Does this mean that Doug has a clear genealogical trail back to this couple
circa 1100 AD? If you are using strictly Y-DNA data there are a lot of
people (e.g., surname Perkins and some of my Shetlanders) who have close to
the same signature. Somerled likely had brothers, cousins and even distant
family members with the same Y signature. You appear to be putting a lot of
reliance in these early genealogies which we are always told to view with a
lot of healthy skepticism. I suppose that this situation is not unlike the
assumptions being made about the descendants of Ghengis Khan - but
realistically can you state as absolute fact that any person today is
unequivocably a descendant of Somerled based on surname alone?

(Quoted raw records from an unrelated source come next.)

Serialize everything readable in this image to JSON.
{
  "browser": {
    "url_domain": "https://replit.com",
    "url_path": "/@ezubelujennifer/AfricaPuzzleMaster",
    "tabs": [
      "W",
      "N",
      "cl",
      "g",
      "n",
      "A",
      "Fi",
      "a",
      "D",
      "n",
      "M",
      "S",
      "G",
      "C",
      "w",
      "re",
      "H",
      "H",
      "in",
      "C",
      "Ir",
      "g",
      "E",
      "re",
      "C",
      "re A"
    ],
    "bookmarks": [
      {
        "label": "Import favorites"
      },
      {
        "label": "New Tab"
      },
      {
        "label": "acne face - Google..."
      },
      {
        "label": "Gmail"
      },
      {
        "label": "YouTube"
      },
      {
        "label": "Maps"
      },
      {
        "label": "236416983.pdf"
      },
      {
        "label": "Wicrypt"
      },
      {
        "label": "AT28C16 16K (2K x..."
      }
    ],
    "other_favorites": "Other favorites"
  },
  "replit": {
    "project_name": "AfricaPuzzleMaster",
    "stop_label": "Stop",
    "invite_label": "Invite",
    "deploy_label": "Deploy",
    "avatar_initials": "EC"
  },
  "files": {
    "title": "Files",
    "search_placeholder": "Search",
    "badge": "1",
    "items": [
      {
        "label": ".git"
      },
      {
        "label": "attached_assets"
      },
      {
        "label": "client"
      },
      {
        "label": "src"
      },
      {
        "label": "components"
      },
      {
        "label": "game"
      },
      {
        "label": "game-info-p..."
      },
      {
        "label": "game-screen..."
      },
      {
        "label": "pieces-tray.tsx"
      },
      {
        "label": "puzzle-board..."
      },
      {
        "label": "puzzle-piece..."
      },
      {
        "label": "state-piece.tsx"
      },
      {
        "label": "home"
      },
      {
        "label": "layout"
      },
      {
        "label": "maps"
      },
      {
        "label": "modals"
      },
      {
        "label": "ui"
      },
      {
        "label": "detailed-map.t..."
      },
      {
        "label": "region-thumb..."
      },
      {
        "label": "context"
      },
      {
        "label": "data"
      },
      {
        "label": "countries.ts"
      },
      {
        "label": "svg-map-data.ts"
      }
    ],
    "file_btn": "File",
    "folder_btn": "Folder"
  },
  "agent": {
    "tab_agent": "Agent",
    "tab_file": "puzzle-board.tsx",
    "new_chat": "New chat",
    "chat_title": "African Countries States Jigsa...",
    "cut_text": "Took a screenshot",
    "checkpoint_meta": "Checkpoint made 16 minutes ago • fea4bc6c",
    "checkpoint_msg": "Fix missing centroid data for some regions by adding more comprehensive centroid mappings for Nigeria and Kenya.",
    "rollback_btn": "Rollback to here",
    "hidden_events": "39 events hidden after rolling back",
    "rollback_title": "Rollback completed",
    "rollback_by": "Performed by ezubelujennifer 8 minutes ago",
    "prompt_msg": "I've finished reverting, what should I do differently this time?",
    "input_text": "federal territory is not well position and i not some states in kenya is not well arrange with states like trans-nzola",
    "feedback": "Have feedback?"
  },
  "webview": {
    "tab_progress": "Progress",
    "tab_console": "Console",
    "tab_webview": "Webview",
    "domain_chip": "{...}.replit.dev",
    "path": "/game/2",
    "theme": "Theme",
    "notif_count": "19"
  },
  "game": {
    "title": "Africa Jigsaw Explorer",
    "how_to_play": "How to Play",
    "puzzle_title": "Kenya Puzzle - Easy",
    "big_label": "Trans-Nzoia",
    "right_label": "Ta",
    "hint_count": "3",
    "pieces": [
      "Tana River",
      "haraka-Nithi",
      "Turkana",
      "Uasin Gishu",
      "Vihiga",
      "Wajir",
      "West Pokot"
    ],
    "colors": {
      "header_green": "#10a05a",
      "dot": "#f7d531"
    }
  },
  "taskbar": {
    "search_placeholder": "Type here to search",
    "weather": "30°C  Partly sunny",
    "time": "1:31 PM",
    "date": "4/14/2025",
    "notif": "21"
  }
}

Clan Donald
has a wide variety of signatures as I understand it. It makes some sense to
chose R1a as the "Somerled signature", but the Norse included R1b, I1a, Q
and K haplogroups. I guess Mark I am asking what evidence you are using to
make your assertion!
s. Granted that the R1a McDonalds are in all probabiity descendants of
Norse Vikings, I am just wondering if you may be overextending things by
chosing one signature without a straight line unbroken genealogical trail
leading back to Somerled. Perhaps I am being overcautious.

David F.

David F.



-------------- Original message --------------

> Yes, in my earlier email response I failed to mention that she was also
> descended from Malcolm I, King of Scotland, as well as Thorstein the
Red,son
> of Olaf the White of Dublin and Aud the Deep Minded who was one of the
> founders of Iceland when Thorstein died and Olaf returned to Norway as its

> king. She was also descended from Eystein of More, the father of Rollo who

> founded the Norman dynasty.
>
> Each of these lines require the assumption that the ancient lineages were
> accurately recorded which some historians dispute.
>
>
> Doug is a descendant of the Somerled Ragnhilda marriage in his pure
paternal
> line.
> Mark MacDonald
>
> -----Original Message-----
> From: Doug McDonald [mailto:]
> Sent: Tuesday, April 26, 2005 2:44 PM
> To:
> Subject: Re: [DNA] DNA shows Celtic hero Somerled's Viking roots
>
> Raymond Whritenour wrote:
> > And see how carelessly this result is interpreted! Somerled may have
> > been 90% "Celtic," but because of his male-line signature, he's somehow
> > considered "Viking."
>
> Somerled himself has unknown ancestry.
>
> But his wife, and mother of his children with paper trails,
> Ragnhilda, was mostly Scandinavian, with some Irish, Scottish,
> Danish, Ukranian and Polish ancestry.